Mit 18 Jahren lernte sie Friedrich (Friedel) Bertram aus Achim auf Sagehorner Schützenfest kennen und heiratete ihn am 12. Oktober 1938. Friedel war von Beruf Schneider. Am 4. Februar 1939 wurde Tochter Renate geboren, am 4. Juni 1940 Sohn Gerd-Hermann.

Im Jahre 1940 musste Friedel zur Militärausbildung nach Hamburg. Er kam noch zu diversen Kurzurlauben nach Hause. Dann Weihnachten 1940 das Telegramm, dass er sofort zu seiner Einheit einrücken solle. Danach ist er nie mehr wieder heimgekehrt. Als Soldat musste er zunächst nach Frankreich, dann nach Kiew in Russland. Gefallen ist er bei einem Bombenangriff im Jahre 1942 in Konstantinowka, ca. 200 km nördlich der Halbinsel Krim und heute auf einem Soldatenfriedhof in Donezk, Ukraine, begraben.

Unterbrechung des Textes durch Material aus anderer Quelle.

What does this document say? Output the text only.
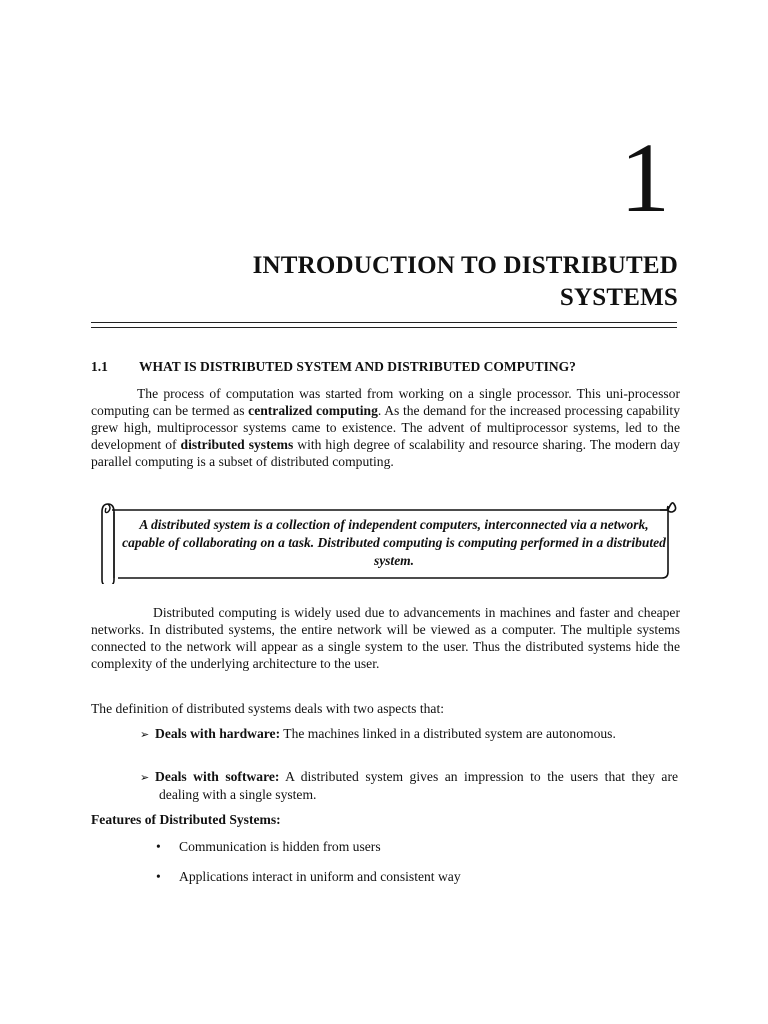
1
INTRODUCTION TO DISTRIBUTED
SYSTEMS
1.1 WHAT IS DISTRIBUTED SYSTEM AND DISTRIBUTED COMPUTING?
The process of computation was started from working on a single processor. This uni-processor computing can be termed as centralized computing. As the demand for the increased processing capability grew high, multiprocessor systems came to existence. The advent of multiprocessor systems, led to the development of distributed systems with high degree of scalability and resource sharing. The modern day parallel computing is a subset of distributed computing.
A distributed system is a collection of independent computers, interconnected via a network, capable of collaborating on a task. Distributed computing is computing performed in a distributed system.
Distributed computing is widely used due to advancements in machines and faster and cheaper networks. In distributed systems, the entire network will be viewed as a computer. The multiple systems connected to the network will appear as a single system to the user. Thus the distributed systems hide the complexity of the underlying architecture to the user.
The definition of distributed systems deals with two aspects that:
➢ Deals with hardware: The machines linked in a distributed system are autonomous.
➢ Deals with software: A distributed system gives an impression to the users that they are dealing with a single system.
Features of Distributed Systems:
• Communication is hidden from users
• Applications interact in uniform and consistent way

Als Friedel Bertram starb, musste die Familie das Eisenbahnerhaus verlassen – ihr Vater war noch nicht lange genug bei der Bahn, um ein lebenslanges Wohnrecht zu erhalten. Sie zog mit ihrer Mutter und den beiden Kindern in das Haus von Johanne Richter „Auf dem Berge 78“. Dort hat sie bis zum Jahre 1974 gewohnt. Die Verwaltung des Hauses hatte meine Mutter inne.

Als Kriegerwitwe übte sie nun verschiedene Tätigkeiten in Sagehorn aus. Die Witwenrente erlaubte einer Mutter mit  zwei Kindern keine großen Sprünge. Glücklicherweise hatte Mutter Meta ja auch noch eine Witwenrente, damit war die Miete erstmal gesichert. Doch zum Leben reichte das nicht. Und doch hat sie ihre beiden Kinder couragiert und vorbildlich groß gezogen.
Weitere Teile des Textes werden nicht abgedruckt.